Le propriétaire du cheval retrouvé mort l'été 2009 sur la plage de Saint-Michel-en-Grève (Côtes d’Armor), réclamait 31.600 euros à l'Etat pour son inaction dans le dossier Algues vertes. Vincent Petit accusait ces fameuses algues, présentes, à l’époque, en abondance sur la plage, d'être à l'origine du décès de son cheval. Il a été débouté aujourd’hui 29 juin par le tribunal administratif de Rennes. La justice estimant notamment qu’il n'a pas prouvé le lien entre le décès et les algues.

«Il y a un décalage entre le droit et la science», s’est indigné Gilles Huet, délégué de l'association environnementale Eau et rivières de Bretagne, selon qui tous les éléments scientifiques dans ce dossier confirment le lien entre la mort du cheval et les algues vertes.

Mais selon le tribunal, «le gaz toxique qui a causé la mort du cheval n'a pas été identifié et il ne résulte d'aucune des pièces versées à l'instruction (...) que l'endroit de la chute du cheval, qui est une vasière, comportait des algues vertes en décomposition en quantité et en état de putréfaction suffisants pour provoquer à elles seules l'intoxication mortelle du cheval».

Et la justice de poursuivre: «Le tribunal ne peut que constater que le décès rapide du cheval est dû, en premier lieu, à sa chute et à son immobilisation dans un trou de vase et note qu'aucun lien direct entre les algues vertes et la mort du cheval n'a été prouvé».

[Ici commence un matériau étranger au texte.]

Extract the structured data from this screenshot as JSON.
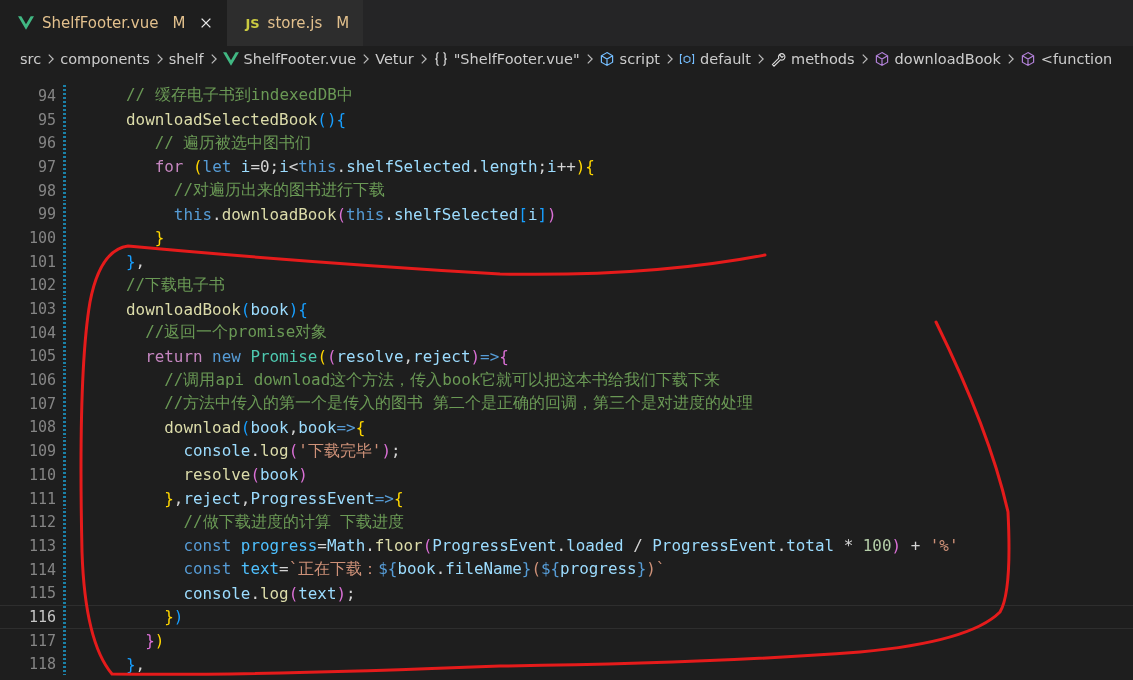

Cette affaire avait fait grand bruit dans l'opinion publique et entraîné en août 2009 la visite du Premier ministre, François Fillon, sur la plage de Saint-Michel-en-Grève et la reconnaissance par les pouvoirs publics de la toxicité des algues vertes en décomposition.

Vincent Petit, lui-même intoxiqué par un dégagement d'hydrogène sulfuré (H2S) lors de l'incident, survenu alors qu'il traversait une vasière, a saisi le tribunal estimant la responsabilité de l'Etat engagée notamment pour son inaction dans la lutte contre la prolifération des algues vertes.

Lors de l'audience le 1er juin, le rapporteur public a estimé que c'est la vase qui, en générant naturellement des gaz pouvant être toxiques, avait provoqué la mort du cheval profondément enfoncé dans une vasière.

Pour lui, les conséquences de cette situation auraient probablement été analogues si cet accident s'était produit dans une vasière de même dimension située ailleurs, et l'Etat n'est pas responsable de la présence de la vase à cet endroit. «Une argutie juridique», selon le cabinet de Corinne Lepage, avocate du vétérinaire.

Pour le syndicat agricole FDSEA des Côtes d'Armor, l'argumentaire du rapporteur public a été vivement salué. Le syndicat conteste la toxicité des algues vertes et le lien entre leur prolifération et l'agriculture intensive.